EU Rules Out Public Trust Beneficiary Registry
by Jason Gorringe, Lowtax.net, London
21 January, 2015
The EU has released its Fourth Money Laundering Directive, which includes provisions requiring states to maintain information on the beneficial ownership of certain trusts and companies.
According to the Society of Trust and Estate Practitioners (STEP), the Directive includes a requirement that states maintain a public registry on the beneficial ownership of companies, but also clarifies that such information will only need to be retained for taxable trusts. The information relating to trusts, STEP said, will not be publicly available, being open only to those that have a "legitimate interest" in accessing the data.

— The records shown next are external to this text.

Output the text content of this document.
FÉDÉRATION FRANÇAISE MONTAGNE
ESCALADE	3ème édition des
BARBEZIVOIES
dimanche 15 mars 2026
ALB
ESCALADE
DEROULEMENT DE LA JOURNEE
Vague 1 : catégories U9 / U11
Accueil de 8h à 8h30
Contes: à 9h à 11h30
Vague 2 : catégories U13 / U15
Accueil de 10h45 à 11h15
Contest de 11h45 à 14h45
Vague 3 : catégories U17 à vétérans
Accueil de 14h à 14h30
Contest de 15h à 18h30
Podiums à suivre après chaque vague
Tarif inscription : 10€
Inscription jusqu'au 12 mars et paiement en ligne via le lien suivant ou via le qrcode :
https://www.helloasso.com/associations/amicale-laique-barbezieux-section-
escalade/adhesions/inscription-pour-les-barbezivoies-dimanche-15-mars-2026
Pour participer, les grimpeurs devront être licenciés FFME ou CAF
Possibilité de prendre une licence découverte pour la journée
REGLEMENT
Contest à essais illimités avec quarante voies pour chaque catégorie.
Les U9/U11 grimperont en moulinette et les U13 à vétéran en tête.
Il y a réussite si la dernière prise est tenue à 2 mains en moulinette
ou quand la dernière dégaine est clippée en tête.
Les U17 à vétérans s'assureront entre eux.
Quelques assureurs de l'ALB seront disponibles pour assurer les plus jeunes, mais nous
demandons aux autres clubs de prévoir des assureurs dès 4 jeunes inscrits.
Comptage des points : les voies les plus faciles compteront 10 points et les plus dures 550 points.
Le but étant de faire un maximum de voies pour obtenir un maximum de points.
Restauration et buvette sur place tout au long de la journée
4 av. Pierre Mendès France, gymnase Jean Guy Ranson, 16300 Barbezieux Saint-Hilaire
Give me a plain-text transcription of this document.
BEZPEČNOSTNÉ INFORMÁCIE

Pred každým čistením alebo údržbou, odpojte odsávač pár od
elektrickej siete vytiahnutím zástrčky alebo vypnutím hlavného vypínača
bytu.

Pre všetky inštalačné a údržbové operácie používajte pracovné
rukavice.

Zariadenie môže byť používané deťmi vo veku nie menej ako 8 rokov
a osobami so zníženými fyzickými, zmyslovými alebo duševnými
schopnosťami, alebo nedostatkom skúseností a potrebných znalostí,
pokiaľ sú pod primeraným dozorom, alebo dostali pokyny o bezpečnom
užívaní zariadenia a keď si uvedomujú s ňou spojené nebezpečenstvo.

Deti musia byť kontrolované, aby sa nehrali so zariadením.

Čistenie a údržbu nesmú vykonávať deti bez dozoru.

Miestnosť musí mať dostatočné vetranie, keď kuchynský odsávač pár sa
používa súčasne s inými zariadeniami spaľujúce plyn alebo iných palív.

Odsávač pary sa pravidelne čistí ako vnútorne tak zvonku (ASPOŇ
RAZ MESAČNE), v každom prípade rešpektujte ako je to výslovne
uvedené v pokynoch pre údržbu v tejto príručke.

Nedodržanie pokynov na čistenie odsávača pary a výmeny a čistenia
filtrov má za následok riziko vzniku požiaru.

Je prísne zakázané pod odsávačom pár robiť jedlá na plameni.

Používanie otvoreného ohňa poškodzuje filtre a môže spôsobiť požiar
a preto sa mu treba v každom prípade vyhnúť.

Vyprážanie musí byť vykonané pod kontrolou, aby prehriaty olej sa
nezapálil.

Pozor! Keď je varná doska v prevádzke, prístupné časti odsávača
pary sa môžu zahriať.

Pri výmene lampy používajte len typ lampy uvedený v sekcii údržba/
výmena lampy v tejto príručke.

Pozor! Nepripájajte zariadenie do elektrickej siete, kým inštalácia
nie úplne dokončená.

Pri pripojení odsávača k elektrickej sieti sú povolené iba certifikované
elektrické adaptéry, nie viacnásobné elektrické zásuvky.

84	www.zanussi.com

STEP had argued against a public register of trust beneficiaries, arguing that trusts are often used to protect vulnerable individuals.
Welcoming the decision, STEP Deputy Chief Executive George Hodgson said: "STEP fully supports the principle that we need effective measures to prevent money laundering and is pleased that the EU has agreed a pragmatic way forward in this area."
"An important point is that trusts will remain confidential and not on a public register. It is clear that many of those originally arguing for trust beneficiaries to be publicly listed had not appreciated the role trusts widely play in protecting vulnerable beneficiaries."
"The development of public registers for companies and foundations will produce some significant challenges, however, and STEP looks forward to working with the [European] Commission and others to help overcome these challenges."